Auf dem Bild sind drei Personen zu sehen: Bezirksvorsteher Zankl hält die Klimabündnis-Tafel, Bezirksräting Katz die Klimabündnis-Urkunde und Michaela Hauer Infomaterialien des Klimabündnis.
v.l.: Michaela Hauer (Klimabündnis), BV Wilfried Zankl, Klimaschutzbeauftragte BRin Andrea Katz. Foto: Klimabündnis

„Ich bin sehr froh, dass wir dieses Vorhaben noch umsetzen konnten! Trotz der schwierigen Zeit ist es sehr wichtig, das Thema Klimaschutz weiterhin in den Vordergrund zu stellen. Meidling arbeitet schon seit Jahren hart daran, Maßnahmen für eine bessere und klimagerechtere Zukunft zu setzen, der Beitritt zum Klimabündnis war der logische nächste Schritt“, betont Meidlings Bezirksvorsteher Wilfried Zankl anlässlich des Beitritts.

Klimaschutz in Meidling

Einen Überblick über die Klimaschutzaktivitäten des 12. Wiener Bezirks lieferte die Vorsitzende des Umweltausschusses und Klimaschutzbeauftragte, Bezirksrätin Andrea Katz: „In Meidling setzen wir schon seit Jahrzehnten erfolgreich Schritte zum Klimaschutz. Dabei sind wir vor allem an umfassenden Konzepten dran, also an Projekten die nicht nur das Klima schützen, sondern auch den Alltag der Meidlingerinnen und Meidlinger erleichtern. Da denke ich an 30er Zonen, intelligente Ampeln, Ausbau des Radnetzes oder die Umrüstung der öffentlichen Beleuchtung auf hellere und effizientere LED-Lampen. Auch breitere Gehsteige, der Ausbau des Öffentlichen Verkehrs und Verkehrsberuhigung im Schulumfeld zählen zu den Maßnahmen.
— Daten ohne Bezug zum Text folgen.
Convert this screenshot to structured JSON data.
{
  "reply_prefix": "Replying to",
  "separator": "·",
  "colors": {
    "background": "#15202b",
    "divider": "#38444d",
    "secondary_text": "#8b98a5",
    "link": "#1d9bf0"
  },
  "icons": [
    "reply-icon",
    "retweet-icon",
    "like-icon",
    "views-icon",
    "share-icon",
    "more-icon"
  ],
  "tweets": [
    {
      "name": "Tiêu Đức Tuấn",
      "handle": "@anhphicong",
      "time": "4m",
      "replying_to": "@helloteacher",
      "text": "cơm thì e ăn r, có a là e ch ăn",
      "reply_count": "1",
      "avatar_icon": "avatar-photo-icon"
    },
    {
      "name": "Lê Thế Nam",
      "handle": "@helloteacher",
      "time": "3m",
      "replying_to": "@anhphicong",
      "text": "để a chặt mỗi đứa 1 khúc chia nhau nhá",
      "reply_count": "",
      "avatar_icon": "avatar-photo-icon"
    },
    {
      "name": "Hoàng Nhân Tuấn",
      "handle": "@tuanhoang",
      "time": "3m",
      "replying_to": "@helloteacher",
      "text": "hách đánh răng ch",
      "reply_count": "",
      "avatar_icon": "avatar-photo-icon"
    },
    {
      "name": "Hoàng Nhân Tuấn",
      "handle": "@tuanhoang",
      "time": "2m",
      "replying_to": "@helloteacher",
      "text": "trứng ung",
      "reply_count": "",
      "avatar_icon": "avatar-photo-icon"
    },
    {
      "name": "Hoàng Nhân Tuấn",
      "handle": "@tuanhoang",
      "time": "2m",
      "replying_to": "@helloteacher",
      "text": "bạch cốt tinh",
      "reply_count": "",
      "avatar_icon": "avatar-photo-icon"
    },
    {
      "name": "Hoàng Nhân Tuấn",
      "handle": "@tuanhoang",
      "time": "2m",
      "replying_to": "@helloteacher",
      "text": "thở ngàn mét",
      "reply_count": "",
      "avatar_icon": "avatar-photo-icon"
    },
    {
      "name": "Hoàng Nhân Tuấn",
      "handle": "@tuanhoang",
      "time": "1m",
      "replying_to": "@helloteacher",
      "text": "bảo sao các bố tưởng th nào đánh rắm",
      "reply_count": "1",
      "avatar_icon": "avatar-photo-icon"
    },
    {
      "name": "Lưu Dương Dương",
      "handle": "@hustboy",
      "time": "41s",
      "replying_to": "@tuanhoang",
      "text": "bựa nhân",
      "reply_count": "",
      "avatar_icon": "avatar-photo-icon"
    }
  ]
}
Anfang 2019 wurde die Arbeitsgruppe Baum ins Leben gerufen und jährlich gestalten wir einen der Parks und Grünanlagen im Bezirk um. Aktuelles Beispiel ist der Miesbachgarten in der Vivenotgasse, der zu einer Ruheoase wurde.“

Fraktionsübergreifende Beitrittsfeier zum Klimabündnis in Meidling. Foto: Klimabündnis

Klimabündnis-Beitritt wird nachgefeiert

Aufgeschoben, aber nicht aufgehoben, ist die Feier des Beitritts zum Klimabündnis mit den Bürgerinnen und Bürgern. „Coronabedingt mussten wir das Fest im Frühjahr verschieben. Wenn es die Umstände zulassen, werden wir das aber nachholen“, so Bezirksvorsteher Wilfried Zankl.